Though the prospects of Libyan-style regime change in Syria are exceedingly dim, there are indications that a Biden administration will be interested in carrying on a maximum-pressure strategy against Assad. Blinken laid out the contours of this approach in a 2017 New York Times op-ed: “Now, the [Trump] administration has leverage it should test with the Assad regime and Russia to restrain Syria’s air force, stop any use of chemical or biological weapons, implement an effective cease-fire in Syria’s civil war and even move toward a negotiated transition of power—goals that eluded the Obama administration.” The second plank of Blinken’s proposed Syria strategy is to use Assad as a proxy for the broader purpose of confronting Russia: “The administration should make clear to Moscow that it will hold it accountable for Mr.
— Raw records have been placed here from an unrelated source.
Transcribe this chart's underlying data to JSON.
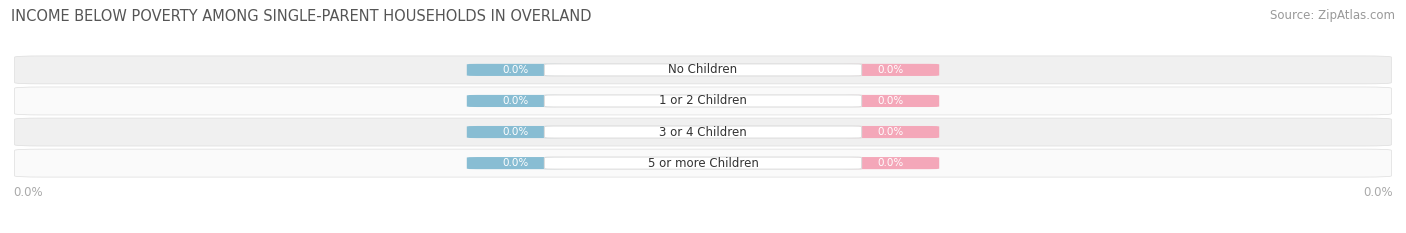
{
  "title": "INCOME BELOW POVERTY AMONG SINGLE-PARENT HOUSEHOLDS IN OVERLAND",
  "source": "Source: ZipAtlas.com",
  "categories": [
    "No Children",
    "1 or 2 Children",
    "3 or 4 Children",
    "5 or more Children"
  ],
  "father_values": [
    0.0,
    0.0,
    0.0,
    0.0
  ],
  "mother_values": [
    0.0,
    0.0,
    0.0,
    0.0
  ],
  "father_color": "#88BDD3",
  "mother_color": "#F4A7B9",
  "label_color_father": "#FFFFFF",
  "label_color_mother": "#FFFFFF",
  "category_text_color": "#333333",
  "title_color": "#555555",
  "source_color": "#999999",
  "axis_label_color": "#aaaaaa",
  "background_color": "#FFFFFF",
  "row_bg_even": "#F0F0F0",
  "row_bg_odd": "#FAFAFA",
  "row_border_color": "#DDDDDD",
  "center_box_color": "#FFFFFF",
  "center_box_border": "#DDDDDD",
  "title_fontsize": 10.5,
  "source_fontsize": 8.5,
  "legend_fontsize": 9,
  "category_fontsize": 8.5,
  "value_fontsize": 7.5,
  "axis_tick_fontsize": 8.5
}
Assad’s actions going forward, rally others to do the same and launch more strikes if necessary,” he said, calling for the imposition of costs on Russian President Vladimir Putin for his continued military and political support of the Assad government.
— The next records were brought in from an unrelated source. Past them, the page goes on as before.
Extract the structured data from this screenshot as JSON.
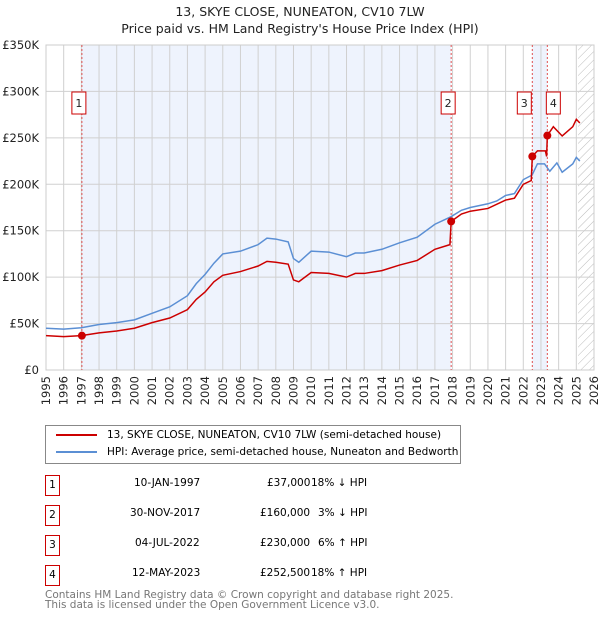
{
  "title": "13, SKYE CLOSE, NUNEATON, CV10 7LW",
  "subtitle": "Price paid vs. HM Land Registry's House Price Index (HPI)",
  "chart_data": {
    "type": "line",
    "xlim": [
      1995,
      2026
    ],
    "ylim": [
      0,
      350000
    ],
    "x_ticks": [
      "1995",
      "1996",
      "1997",
      "1998",
      "1999",
      "2000",
      "2001",
      "2002",
      "2003",
      "2004",
      "2005",
      "2006",
      "2007",
      "2008",
      "2009",
      "2010",
      "2011",
      "2012",
      "2013",
      "2014",
      "2015",
      "2016",
      "2017",
      "2018",
      "2019",
      "2020",
      "2021",
      "2022",
      "2023",
      "2024",
      "2025",
      "2026"
    ],
    "y_ticks": [
      {
        "v": 0,
        "label": "£0"
      },
      {
        "v": 50000,
        "label": "£50K"
      },
      {
        "v": 100000,
        "label": "£100K"
      },
      {
        "v": 150000,
        "label": "£150K"
      },
      {
        "v": 200000,
        "label": "£200K"
      },
      {
        "v": 250000,
        "label": "£250K"
      },
      {
        "v": 300000,
        "label": "£300K"
      },
      {
        "v": 350000,
        "label": "£350K"
      }
    ],
    "grid": true,
    "shaded_ranges": [
      [
        1997.03,
        2017.92
      ],
      [
        2022.51,
        2023.36
      ]
    ],
    "forecast_from": 2025.1,
    "series": [
      {
        "name": "13, SKYE CLOSE, NUNEATON, CV10 7LW (semi-detached house)",
        "color": "#cc0000",
        "points": [
          [
            1995,
            37
          ],
          [
            1996,
            36
          ],
          [
            1997,
            37
          ],
          [
            1998,
            40
          ],
          [
            1999,
            42
          ],
          [
            2000,
            45
          ],
          [
            2001,
            51
          ],
          [
            2002,
            56
          ],
          [
            2003,
            65
          ],
          [
            2003.5,
            76
          ],
          [
            2004,
            84
          ],
          [
            2004.5,
            95
          ],
          [
            2005,
            102
          ],
          [
            2006,
            106
          ],
          [
            2007,
            112
          ],
          [
            2007.5,
            117
          ],
          [
            2008,
            116
          ],
          [
            2008.7,
            114
          ],
          [
            2009,
            97
          ],
          [
            2009.3,
            95
          ],
          [
            2010,
            105
          ],
          [
            2011,
            104
          ],
          [
            2012,
            100
          ],
          [
            2012.5,
            104
          ],
          [
            2013,
            104
          ],
          [
            2014,
            107
          ],
          [
            2015,
            113
          ],
          [
            2016,
            118
          ],
          [
            2017,
            130
          ],
          [
            2017.85,
            135
          ],
          [
            2017.92,
            160
          ],
          [
            2018.5,
            168
          ],
          [
            2019,
            171
          ],
          [
            2020,
            174
          ],
          [
            2021,
            183
          ],
          [
            2021.5,
            185
          ],
          [
            2022,
            200
          ],
          [
            2022.45,
            204
          ],
          [
            2022.51,
            230
          ],
          [
            2022.8,
            236
          ],
          [
            2023.25,
            236
          ],
          [
            2023.32,
            230
          ],
          [
            2023.36,
            252.5
          ],
          [
            2023.7,
            262
          ],
          [
            2024.2,
            252
          ],
          [
            2024.8,
            262
          ],
          [
            2025,
            270
          ],
          [
            2025.2,
            266
          ]
        ]
      },
      {
        "name": "HPI: Average price, semi-detached house, Nuneaton and Bedworth",
        "color": "#5b8fd4",
        "points": [
          [
            1995,
            45
          ],
          [
            1996,
            44
          ],
          [
            1997,
            45.5
          ],
          [
            1998,
            49
          ],
          [
            1999,
            51
          ],
          [
            2000,
            54
          ],
          [
            2001,
            61
          ],
          [
            2002,
            68
          ],
          [
            2003,
            80
          ],
          [
            2003.5,
            93
          ],
          [
            2004,
            103
          ],
          [
            2004.5,
            115
          ],
          [
            2005,
            125
          ],
          [
            2006,
            128
          ],
          [
            2007,
            135
          ],
          [
            2007.5,
            142
          ],
          [
            2008,
            141
          ],
          [
            2008.7,
            138
          ],
          [
            2009,
            120
          ],
          [
            2009.3,
            116
          ],
          [
            2010,
            128
          ],
          [
            2011,
            127
          ],
          [
            2012,
            122
          ],
          [
            2012.5,
            126
          ],
          [
            2013,
            126
          ],
          [
            2014,
            130
          ],
          [
            2015,
            137
          ],
          [
            2016,
            143
          ],
          [
            2017,
            157
          ],
          [
            2017.9,
            165
          ],
          [
            2018.5,
            172
          ],
          [
            2019,
            175
          ],
          [
            2020,
            179
          ],
          [
            2020.5,
            182
          ],
          [
            2021,
            188
          ],
          [
            2021.5,
            190
          ],
          [
            2022,
            205
          ],
          [
            2022.5,
            210
          ],
          [
            2022.8,
            222
          ],
          [
            2023.2,
            222
          ],
          [
            2023.5,
            214
          ],
          [
            2023.9,
            223
          ],
          [
            2024.2,
            213
          ],
          [
            2024.8,
            222
          ],
          [
            2025,
            229
          ],
          [
            2025.2,
            225
          ]
        ]
      }
    ],
    "sales": [
      {
        "n": "1",
        "date": "10-JAN-1997",
        "x": 1997.03,
        "price": "£37,000",
        "value": 37000,
        "hpi": "18% ↓ HPI"
      },
      {
        "n": "2",
        "date": "30-NOV-2017",
        "x": 2017.92,
        "price": "£160,000",
        "value": 160000,
        "hpi": "3% ↓ HPI"
      },
      {
        "n": "3",
        "date": "04-JUL-2022",
        "x": 2022.51,
        "price": "£230,000",
        "value": 230000,
        "hpi": "6% ↑ HPI"
      },
      {
        "n": "4",
        "date": "12-MAY-2023",
        "x": 2023.36,
        "price": "£252,500",
        "value": 252500,
        "hpi": "18% ↑ HPI"
      }
    ]
  },
  "footer": [
    "Contains HM Land Registry data © Crown copyright and database right 2025.",
    "This data is licensed under the Open Government Licence v3.0."
  ]
}
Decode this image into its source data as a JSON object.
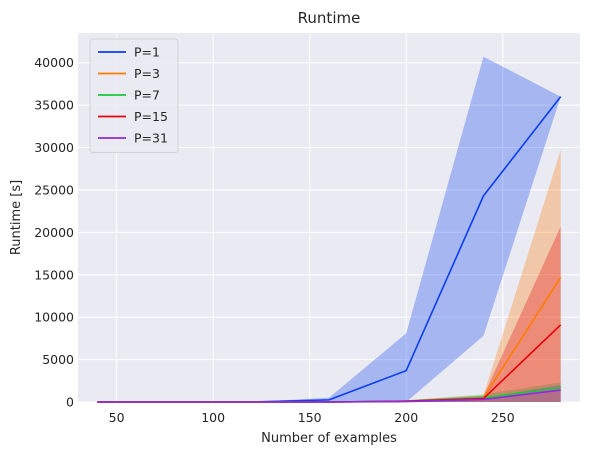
{
  "chart_data": {
    "type": "line",
    "title": "Runtime",
    "xlabel": "Number of examples",
    "ylabel": "Runtime [s]",
    "xlim": [
      30,
      290
    ],
    "ylim": [
      0,
      43500
    ],
    "xticks": [
      50,
      100,
      150,
      200,
      250
    ],
    "yticks": [
      0,
      5000,
      10000,
      15000,
      20000,
      25000,
      30000,
      35000,
      40000
    ],
    "grid": true,
    "legend_position": "top-left",
    "x": [
      40,
      80,
      120,
      160,
      200,
      240,
      280
    ],
    "series": [
      {
        "name": "P=1",
        "color": "#0b3ff0",
        "values": [
          0,
          0,
          0,
          250,
          3700,
          24300,
          36000
        ],
        "lower": [
          0,
          0,
          0,
          0,
          0,
          7800,
          36000
        ],
        "upper": [
          0,
          0,
          0,
          500,
          8100,
          40700,
          36000
        ]
      },
      {
        "name": "P=3",
        "color": "#ff7c00",
        "values": [
          0,
          0,
          0,
          0,
          100,
          500,
          14700
        ],
        "lower": [
          0,
          0,
          0,
          0,
          0,
          0,
          0
        ],
        "upper": [
          0,
          0,
          0,
          0,
          200,
          800,
          29700
        ]
      },
      {
        "name": "P=7",
        "color": "#1ac938",
        "values": [
          0,
          0,
          0,
          0,
          100,
          500,
          1700
        ],
        "lower": [
          0,
          0,
          0,
          0,
          0,
          0,
          0
        ],
        "upper": [
          0,
          0,
          0,
          0,
          200,
          900,
          2300
        ]
      },
      {
        "name": "P=15",
        "color": "#e8000b",
        "values": [
          0,
          0,
          0,
          0,
          100,
          400,
          9100
        ],
        "lower": [
          0,
          0,
          0,
          0,
          0,
          0,
          0
        ],
        "upper": [
          0,
          0,
          0,
          0,
          200,
          700,
          20700
        ]
      },
      {
        "name": "P=31",
        "color": "#8b2be2",
        "values": [
          0,
          0,
          0,
          0,
          50,
          300,
          1400
        ],
        "lower": [
          0,
          0,
          0,
          0,
          0,
          0,
          0
        ],
        "upper": [
          0,
          0,
          0,
          0,
          100,
          500,
          2000
        ]
      }
    ]
  }
}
A Biden White House will not only maintain the Trump administration’s sanctions on Assad but possibly expand them. This approach includes, almost certainly, maintaining an active military presence in Syria to support the Kurds as a permanent wedge against both Assad and the Kremlin. A Biden administration is also likely to play a more active role in the ongoing reconstruction of Syria, possibly pushing for political reforms that would give anti-Assad factions a protected voice in Syrian civic society.
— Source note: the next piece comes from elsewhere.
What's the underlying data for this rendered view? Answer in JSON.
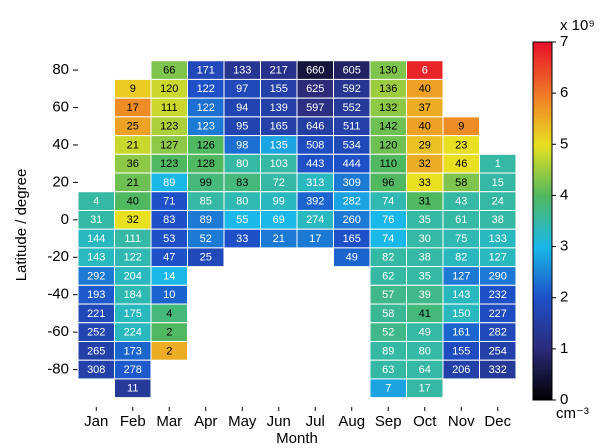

The president-elect seemingly acknowledged at a 2018 Council on Foreign Relations event that Obama’s efforts to marshal the Kremlin’s support for a “transition of power” away from Assad have borne little fruit, instead floating what appears to be a “spheres of influence” arrangement with Moscow: “So I think—but there are ways in which we could, in fact, work with Russia to essentially take parts of the country—that’s going to be a divided country a long time . . . there is no uniting principle in Syria, in my view. There is none,” Biden said. “And so I could see where you could work out a place where there was essentially safe harbor for certain parts of that country, and you could drastically reduce the number of people being displaced and killed. We tried that as well, and they didn’t play fair there.”

The incoming administration has yet to outline its strategic endgame for the Assad government, but one thing is clear: maximum pressure—and with it, potential expansion of the U.S. military presence in Syria—is here to stay.

Mark Episkopos is a national security reporter for the National Interest.